Le stesse competenze richieste dalla nuova dimensione post-manifatturiera rendevano inevitabile un accumulo di «saperi, informazioni, ’scienza dell’organizzazione’ da parte del lavoro dipendente» che apriva alla possibilità di contrapporre forme di cooperazione sociale autonome e liberata a quelle messe a regime e profitto dal Capitale.

È A PARTIRE da queste basi che Virno si chiede se la nuova forma del conflitto politico non sia destinata a slittare dal terreno della presa del potere a quello della defezione, della sottrazione dalla presa dello Stato, di una sorta di esodo. Non in una sola riga però traspare anche solo un indizio di determinismo, ottimismo facilone o peggio apologia del presente. In ciascuno di questi articoli campeggia la consapevolezza di trovarsi di fronte a una potenzialità destinata a concretizzarsi solo in presenza di una nuova conflittualità sociale, dell’emergere consapevole di una soggettività ribelle.

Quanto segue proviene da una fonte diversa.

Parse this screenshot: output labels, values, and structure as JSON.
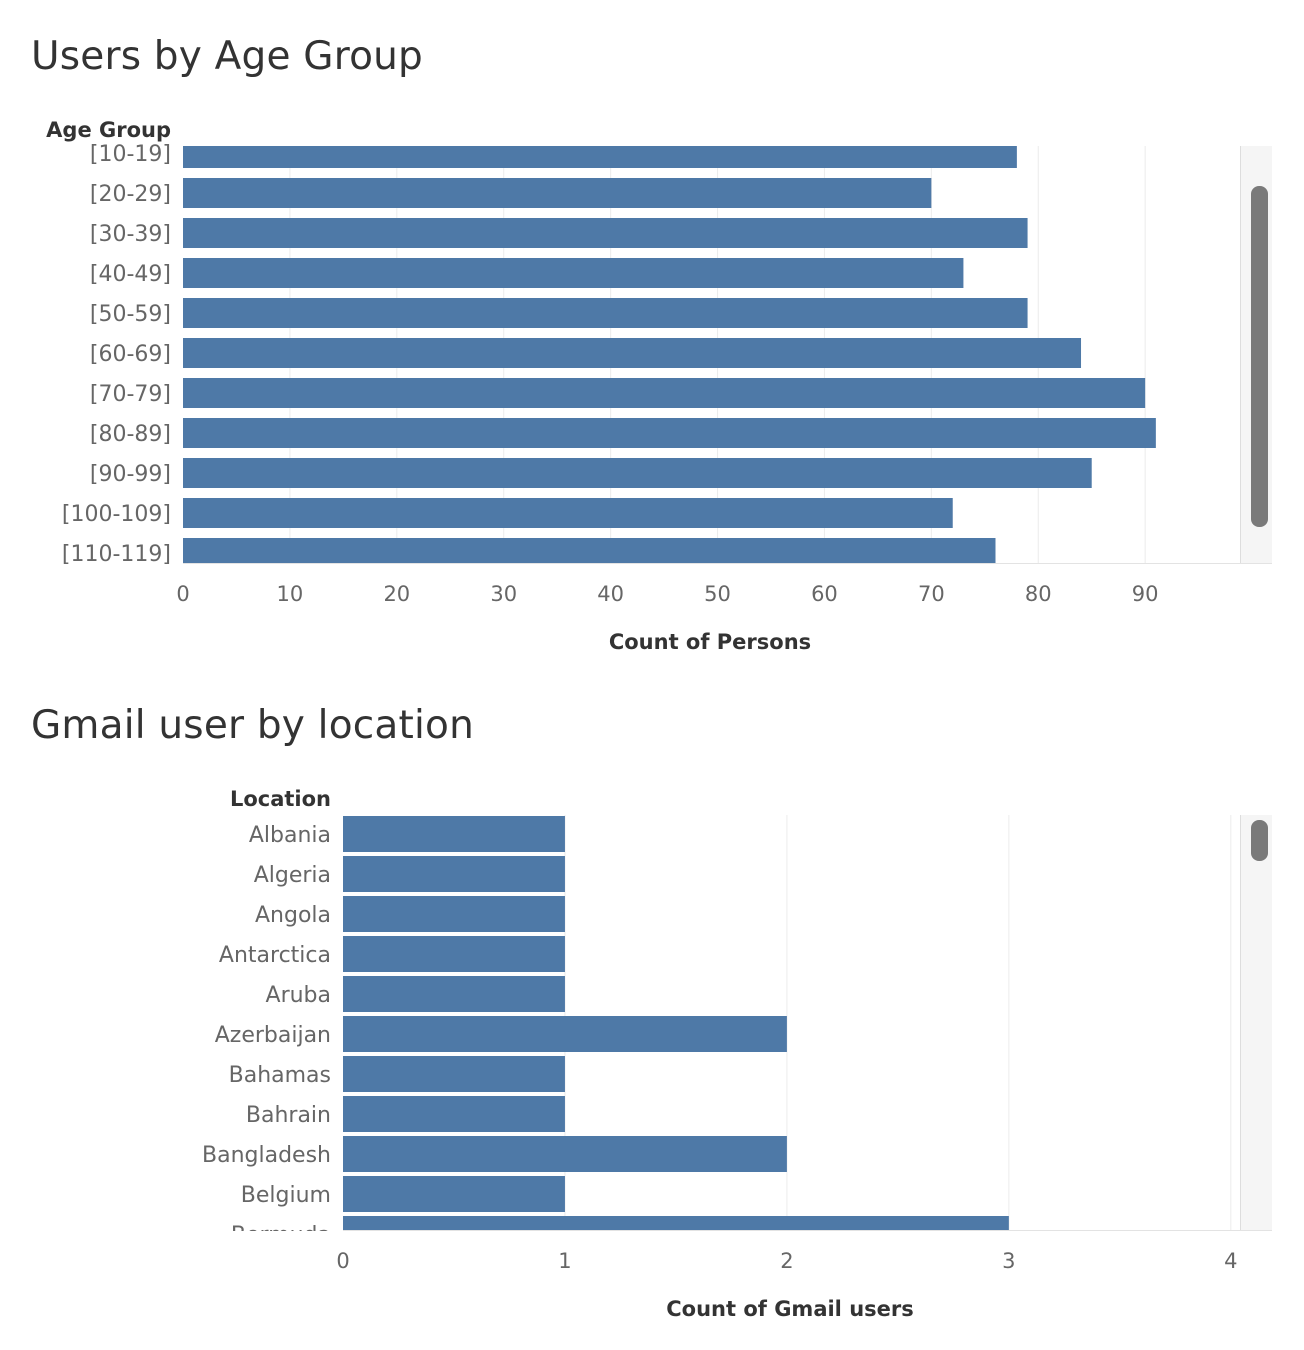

Sappiamo come le cose sono andate. L’assottigliarsi del tempo di lavoro necessario si è tradotto in una sproporzione tra domanda e offerta adoperata come schiacciante strumento di dominio, in precariato come condanna, nell’imposizione di rispolverati modelli di schiavismo. Il rischio di una cooperazione antagonista è stato disinnescato con l’imposizione di una competizione spietata nei piani bassi e intermedi.

Nei decenni il quadro si è evoluto e perfezionato senza rinnegare le origini, senza mutare nel dna se non per il dilagare di una tonalità rassegnata allora, nonostante tutto, assente. Ripercorrendo questi articoli non si ha dunque mai la sensazione di essere alle prese con un nostalgico amarcord ma piuttosto di avere tra le mani una genealogia del presente e una mappa preziosa non per orientarcisi, impresa mesta, ma per sovvertirlo.